February saw us continuing with the construction of the fuselage skin panels and the creation of fiberglass wing-root fairings. These were built by attaching the lower wings and making a very rough sub-frame to support the fillet using blue foam and scrap plywood. The wooden sheeting in the wing root area was first covered with a layer of duct tape in order to protect it, then modeling clay (many pounds of it) was applied to shape the fillet. The clay is much easier to work after microwaving... about 3 minutes on "high" seemed about right for a hand-sized block of clay.
After applying clay and rough sculpting, we formed the right shape... a bit longer and it was all smoothed out. When it was "just right", we applied layers of fiberglass cloth over the clay to build up the prototype wing fairing and subsequent mold form. This not only covers the wing root area, but extends forward as well to fair in the area where the landing gear leg meets the fuselage.
After the epoxy cured, we removed the fiberglass, cleaned up the edges, sanded it a bit, and were pleased with the results. The fairing is attached to the fuselage via quick-release fasteners, which are anchored to the aluminum side formers. We then carefully trimmed the hinged aluminum side panels to overlap the fairings over an aluminum angle stiffener.
On the inside of the cockpit, we installed small aluminum panels to cover the wing root area. It will be easy to get into this area when needed for inspection, but most of the time you won't want or need to see it.

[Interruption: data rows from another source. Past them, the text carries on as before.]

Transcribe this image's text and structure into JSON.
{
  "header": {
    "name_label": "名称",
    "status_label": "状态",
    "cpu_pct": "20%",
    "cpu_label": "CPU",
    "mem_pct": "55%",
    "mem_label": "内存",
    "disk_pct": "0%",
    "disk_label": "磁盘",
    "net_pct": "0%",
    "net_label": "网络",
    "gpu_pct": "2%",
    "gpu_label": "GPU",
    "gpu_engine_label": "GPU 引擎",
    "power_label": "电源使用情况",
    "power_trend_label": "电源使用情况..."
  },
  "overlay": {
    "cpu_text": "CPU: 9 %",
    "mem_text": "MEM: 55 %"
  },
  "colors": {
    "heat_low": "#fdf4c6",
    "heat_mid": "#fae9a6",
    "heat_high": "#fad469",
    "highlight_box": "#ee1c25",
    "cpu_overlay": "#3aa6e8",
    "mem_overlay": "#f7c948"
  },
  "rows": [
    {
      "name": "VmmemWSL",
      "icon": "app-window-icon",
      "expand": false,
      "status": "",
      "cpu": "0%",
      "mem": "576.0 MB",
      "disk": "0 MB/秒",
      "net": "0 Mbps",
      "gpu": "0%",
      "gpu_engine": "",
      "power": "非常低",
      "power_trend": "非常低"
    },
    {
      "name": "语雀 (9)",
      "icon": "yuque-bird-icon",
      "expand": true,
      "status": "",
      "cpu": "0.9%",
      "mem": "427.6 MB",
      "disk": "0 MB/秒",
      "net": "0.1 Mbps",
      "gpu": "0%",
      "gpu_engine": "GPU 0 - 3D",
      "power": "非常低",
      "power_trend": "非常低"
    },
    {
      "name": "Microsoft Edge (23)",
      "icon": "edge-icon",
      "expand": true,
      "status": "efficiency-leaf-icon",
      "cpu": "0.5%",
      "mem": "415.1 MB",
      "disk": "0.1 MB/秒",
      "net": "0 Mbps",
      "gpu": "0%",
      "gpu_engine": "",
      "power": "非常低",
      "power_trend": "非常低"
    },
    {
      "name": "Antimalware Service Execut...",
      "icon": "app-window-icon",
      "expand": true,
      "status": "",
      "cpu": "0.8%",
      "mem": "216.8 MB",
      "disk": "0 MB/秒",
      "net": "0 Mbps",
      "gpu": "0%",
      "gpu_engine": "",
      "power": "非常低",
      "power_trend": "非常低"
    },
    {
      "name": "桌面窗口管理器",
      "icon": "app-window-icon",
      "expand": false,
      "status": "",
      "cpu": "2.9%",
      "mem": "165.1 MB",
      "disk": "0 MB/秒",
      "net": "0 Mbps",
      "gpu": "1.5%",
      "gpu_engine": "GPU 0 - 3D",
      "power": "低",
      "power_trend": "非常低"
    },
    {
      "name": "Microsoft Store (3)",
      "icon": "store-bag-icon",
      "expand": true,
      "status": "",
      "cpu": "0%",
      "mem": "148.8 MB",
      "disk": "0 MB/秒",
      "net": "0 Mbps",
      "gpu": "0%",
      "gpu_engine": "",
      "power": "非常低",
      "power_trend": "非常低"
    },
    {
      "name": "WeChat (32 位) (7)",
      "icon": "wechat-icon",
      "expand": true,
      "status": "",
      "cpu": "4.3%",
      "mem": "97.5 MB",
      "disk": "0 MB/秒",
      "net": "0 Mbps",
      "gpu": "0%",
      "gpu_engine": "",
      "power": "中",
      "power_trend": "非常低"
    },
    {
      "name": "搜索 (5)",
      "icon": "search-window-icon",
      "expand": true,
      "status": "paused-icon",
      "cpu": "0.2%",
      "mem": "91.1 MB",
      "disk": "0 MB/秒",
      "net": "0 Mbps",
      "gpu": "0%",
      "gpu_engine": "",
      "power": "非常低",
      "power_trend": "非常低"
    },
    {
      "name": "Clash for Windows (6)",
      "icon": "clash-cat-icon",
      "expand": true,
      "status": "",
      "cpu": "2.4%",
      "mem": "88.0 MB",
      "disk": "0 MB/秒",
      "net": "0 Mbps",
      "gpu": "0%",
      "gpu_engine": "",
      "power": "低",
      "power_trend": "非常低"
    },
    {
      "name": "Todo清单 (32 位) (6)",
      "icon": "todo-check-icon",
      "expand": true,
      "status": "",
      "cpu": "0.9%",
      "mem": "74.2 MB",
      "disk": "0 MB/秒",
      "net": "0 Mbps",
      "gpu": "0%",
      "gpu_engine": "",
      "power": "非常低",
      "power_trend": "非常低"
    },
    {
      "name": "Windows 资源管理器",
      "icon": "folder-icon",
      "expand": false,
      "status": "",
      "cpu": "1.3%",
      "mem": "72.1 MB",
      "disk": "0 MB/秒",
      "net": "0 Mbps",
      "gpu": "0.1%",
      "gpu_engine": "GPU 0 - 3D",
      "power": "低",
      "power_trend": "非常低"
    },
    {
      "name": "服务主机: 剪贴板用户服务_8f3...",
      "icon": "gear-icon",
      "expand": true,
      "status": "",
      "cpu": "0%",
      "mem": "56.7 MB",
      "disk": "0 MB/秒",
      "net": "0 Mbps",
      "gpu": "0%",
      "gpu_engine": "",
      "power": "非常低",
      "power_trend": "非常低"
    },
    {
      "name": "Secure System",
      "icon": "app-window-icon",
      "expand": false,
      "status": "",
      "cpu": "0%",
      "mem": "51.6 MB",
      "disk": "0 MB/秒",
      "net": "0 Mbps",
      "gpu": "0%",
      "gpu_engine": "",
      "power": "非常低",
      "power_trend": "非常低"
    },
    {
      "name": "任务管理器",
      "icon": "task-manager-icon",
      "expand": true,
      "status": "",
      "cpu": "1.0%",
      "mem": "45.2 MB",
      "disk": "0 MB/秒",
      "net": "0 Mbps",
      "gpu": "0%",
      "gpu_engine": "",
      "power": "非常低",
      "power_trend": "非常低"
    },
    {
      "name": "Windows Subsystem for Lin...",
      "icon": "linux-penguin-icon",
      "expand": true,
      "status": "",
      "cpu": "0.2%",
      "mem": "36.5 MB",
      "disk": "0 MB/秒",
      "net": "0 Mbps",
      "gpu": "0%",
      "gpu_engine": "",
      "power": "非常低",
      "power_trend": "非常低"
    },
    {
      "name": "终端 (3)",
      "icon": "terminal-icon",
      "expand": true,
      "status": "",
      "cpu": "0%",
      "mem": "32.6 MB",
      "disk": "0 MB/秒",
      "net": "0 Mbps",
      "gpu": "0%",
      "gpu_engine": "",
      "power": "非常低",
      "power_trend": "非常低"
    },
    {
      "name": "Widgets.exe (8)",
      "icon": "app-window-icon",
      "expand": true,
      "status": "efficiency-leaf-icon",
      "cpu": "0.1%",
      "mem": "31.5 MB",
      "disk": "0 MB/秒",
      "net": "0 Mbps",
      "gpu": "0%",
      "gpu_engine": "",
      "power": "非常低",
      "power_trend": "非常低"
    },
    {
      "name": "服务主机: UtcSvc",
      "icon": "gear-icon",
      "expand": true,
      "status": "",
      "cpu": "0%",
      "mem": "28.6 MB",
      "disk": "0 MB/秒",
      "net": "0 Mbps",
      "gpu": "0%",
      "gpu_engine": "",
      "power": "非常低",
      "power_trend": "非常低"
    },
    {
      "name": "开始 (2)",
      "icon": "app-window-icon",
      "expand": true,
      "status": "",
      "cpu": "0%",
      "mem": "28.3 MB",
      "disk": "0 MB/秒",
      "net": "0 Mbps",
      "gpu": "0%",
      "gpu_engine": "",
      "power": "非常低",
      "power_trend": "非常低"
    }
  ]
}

The lower edges of the side panels anchor to the fiberglass fillet using camlocks, while the edges of the panels anchor to the aluminum fuselage formers using the same type of fittings. The fiberglass and interior pieces also anchor to the formers in the same way. In most areas, there is a sandwich with the side panel and faring being held with a common connector.
In the end, we have achieved the goal of easy maintenance access, ease of construction, and low weight, while also making for a neat and attractive installation.
The design allows the panels and fairings to be factory supplied with final trim on two sides done at installation. The sheet metal is one of the more labor intensive areas of construction, and we aim to greatly reduce this effort for builders.
In February we also began the process of building the upper wings. These are nearly identical to the lower wings; they differ in hardware and a few details. We have also been working on the layout of the upper wing center section, building a quick mockup with pine spars to ensure that the wing fuel tank and fittings all work out as expected.
As this is written (mid March) we're only a month away from Sun N Fun 2004. We will have the Model 14 prototype there, of course.
We are trying to make as much progress as possible, though the days before SNF are hectic to say the least. We pack up all sorts of displays, our tents, and get set up so that most of the company plus family members can camp comfortably in Lakeland for a week and a half... no small undertaking.
As we're fond of telling people, the prototype will be done on Tuesday - we leave the question of which Tuesday a bit open to speculation.